El ritual
Por Diego Bang Bang
Andresito Wurlitzer
trabajaba en las paradojas del tiempo y el espacio. De alguna manera,
la idea de estar en dos lugares al mismo tiempo o la idea de
recomenzar acciones del pasado en un futuro lejano, eran sus grandes
obsesiones. Muchas noches soñó con resolver dichas paradojas a
través de sus invenciones.
Muchas noches,
también, soñó con los conejitos blancos. Más exactamente, en un
ritual antiguo que implicaba conejitos blancos, gatos negros y
piedras de mar. Más o menos era algo así: los lugareños de una
ciudad costera se reunían para colocar a los conejitos blancos y a
los gatos negros sobre las piedras de mar. La idea era que los gatos
negros y los conejitos blancos pudieran pervivir en el mismo espacio.

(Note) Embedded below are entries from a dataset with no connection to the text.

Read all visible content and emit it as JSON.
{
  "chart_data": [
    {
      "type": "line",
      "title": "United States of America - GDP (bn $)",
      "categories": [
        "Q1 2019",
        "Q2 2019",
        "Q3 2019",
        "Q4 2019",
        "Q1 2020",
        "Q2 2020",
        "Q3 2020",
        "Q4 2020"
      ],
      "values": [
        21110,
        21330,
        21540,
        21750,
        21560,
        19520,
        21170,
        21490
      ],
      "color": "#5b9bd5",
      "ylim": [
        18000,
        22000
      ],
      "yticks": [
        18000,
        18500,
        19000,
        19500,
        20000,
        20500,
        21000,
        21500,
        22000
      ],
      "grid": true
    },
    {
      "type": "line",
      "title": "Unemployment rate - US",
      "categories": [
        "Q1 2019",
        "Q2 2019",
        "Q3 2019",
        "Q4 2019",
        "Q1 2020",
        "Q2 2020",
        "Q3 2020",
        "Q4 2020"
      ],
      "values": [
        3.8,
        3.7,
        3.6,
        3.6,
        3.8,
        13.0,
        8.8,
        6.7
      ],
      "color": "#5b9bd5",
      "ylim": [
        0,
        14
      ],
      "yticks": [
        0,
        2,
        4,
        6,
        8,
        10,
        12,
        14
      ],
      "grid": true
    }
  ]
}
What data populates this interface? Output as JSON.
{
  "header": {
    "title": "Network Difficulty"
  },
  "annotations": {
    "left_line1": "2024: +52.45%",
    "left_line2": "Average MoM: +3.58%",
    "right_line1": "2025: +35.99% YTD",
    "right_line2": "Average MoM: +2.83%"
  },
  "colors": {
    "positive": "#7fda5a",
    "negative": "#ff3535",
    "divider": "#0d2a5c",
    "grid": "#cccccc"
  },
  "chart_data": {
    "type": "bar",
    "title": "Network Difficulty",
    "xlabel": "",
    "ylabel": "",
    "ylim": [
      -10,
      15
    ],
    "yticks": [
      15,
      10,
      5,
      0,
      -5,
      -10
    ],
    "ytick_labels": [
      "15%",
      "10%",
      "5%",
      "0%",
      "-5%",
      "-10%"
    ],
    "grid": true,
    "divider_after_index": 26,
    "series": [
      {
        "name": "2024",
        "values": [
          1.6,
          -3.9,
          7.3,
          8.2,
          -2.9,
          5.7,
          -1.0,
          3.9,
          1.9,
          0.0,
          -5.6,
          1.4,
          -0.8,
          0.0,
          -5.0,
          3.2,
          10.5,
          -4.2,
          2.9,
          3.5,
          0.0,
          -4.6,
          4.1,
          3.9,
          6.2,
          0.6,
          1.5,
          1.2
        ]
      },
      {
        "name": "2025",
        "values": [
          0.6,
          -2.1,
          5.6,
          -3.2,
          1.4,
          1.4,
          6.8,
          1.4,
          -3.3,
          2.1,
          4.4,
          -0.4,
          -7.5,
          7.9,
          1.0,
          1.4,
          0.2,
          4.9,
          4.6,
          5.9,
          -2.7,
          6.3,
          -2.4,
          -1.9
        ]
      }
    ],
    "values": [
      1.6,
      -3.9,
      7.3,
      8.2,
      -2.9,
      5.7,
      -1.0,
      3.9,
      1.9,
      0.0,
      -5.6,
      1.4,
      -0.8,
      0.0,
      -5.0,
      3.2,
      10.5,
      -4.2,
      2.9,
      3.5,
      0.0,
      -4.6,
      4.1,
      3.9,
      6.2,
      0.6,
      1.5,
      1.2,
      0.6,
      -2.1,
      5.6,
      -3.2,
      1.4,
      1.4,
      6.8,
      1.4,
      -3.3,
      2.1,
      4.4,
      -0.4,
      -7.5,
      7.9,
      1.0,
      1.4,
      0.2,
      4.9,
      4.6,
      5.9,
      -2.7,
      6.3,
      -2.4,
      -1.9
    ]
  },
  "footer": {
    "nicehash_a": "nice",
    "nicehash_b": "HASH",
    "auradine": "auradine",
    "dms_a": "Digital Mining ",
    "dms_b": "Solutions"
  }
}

Sin embargo, llegado cierto tiempo, los gatos negros comenzaban a
comerse a los conejitos blancos. Después de un tiempo, lo único que
quedaba eran gatos negros y piedras de mar. Los gatos negros
defecaban a los conejitos blancos sobre los recipientes llenos de
piedras de mar. Y eso era todo. Una especie de ciclo. Un ciclo
malvado.
Una mañana Andresito
se levantó aún con las imágenes del sueño y con muchas ganas de
operar a alguno de sus robots. Tenía un robot que era, más
exactamente, un cyborg. Había implantado partes robóticas en un
cadáver que había robado de la morgue. Caminó al refrigerador y lo
sacó. Wurlitzer tomó el bisturí y lo hundió en la piel del
cadáver. Acometió una abertura de cerca de 25 centímetros desde el
diafragma hasta el vientre. Cuando terminó la incisión sintió una
extrañeza en su cuerpo. Una especie de desdoblamiento que lo hizo
voltear a su derredor. Miró sus apuntes en una mesa. Miró la
esquina con el reloj de mercurio que languidecía gota a gota. Todo
enrarecido por la atmosfera que brindaban las luces intermitentes. De
golpe, un apagón.
Con los ojos fijos en
aquella oscuridad repentina. Con un miedo inefable para alguien tan
racional. Con una fuerte sensación de estar soñando o estar muerto
en vida. Con esa desesperación alcanzó a ver una luz. En realidad,
dos luces redondas y profundas. Esas luces redondas daban de frente a
sus ojos. Un par de luces debajo de una de sus mesas. Un par de luces
que eran un par de ojos. Un par de ojos que, cuando regresó la
caprichosa luz, pertenecían a un gato negro.
Andresito, entonces,
emitió una bocanada de miedo. Aunque de primera instancia no quiso
reconocer que era de miedo. El gato negro acechaba fijamente como si
el tiempo se hubiera detenido. Entonces pensó que lo mejor era
seguir trabajando. Hacer la operación y dejar que el gato pereciera
en la indiferencia. Entonces, con la mirada fija en la incisión,
prosiguió a hurgar en los interiores del cadáver. Comenzó a mover
lentamente los metales revestidos de tejido orgánico. Los separaba
para revisar las conexiones o posibles desconexiones. Y, entonces, el
terror. Ahí estaba y no sólo era uno, pero sí el primero. Un
conejito blanco se movía en las entrañas del cyborg. Se movía y
paraba las orejas mientras otro despertaba en la parte superior del
cadáver. Alguno otro ya asomaba por las orejas y otro por la boca.
Andresito volteó y también el gato seguía al acecho. Se echó para
atrás y tropezó con un montón de chatarras. Tendido en el piso,
mientras el reloj goteaba lentamente, vio como otro gato salía del
ropero. Antes de cerrar los ojos, también vio que los conejitos
blancos ya inundaban todo el cuarto.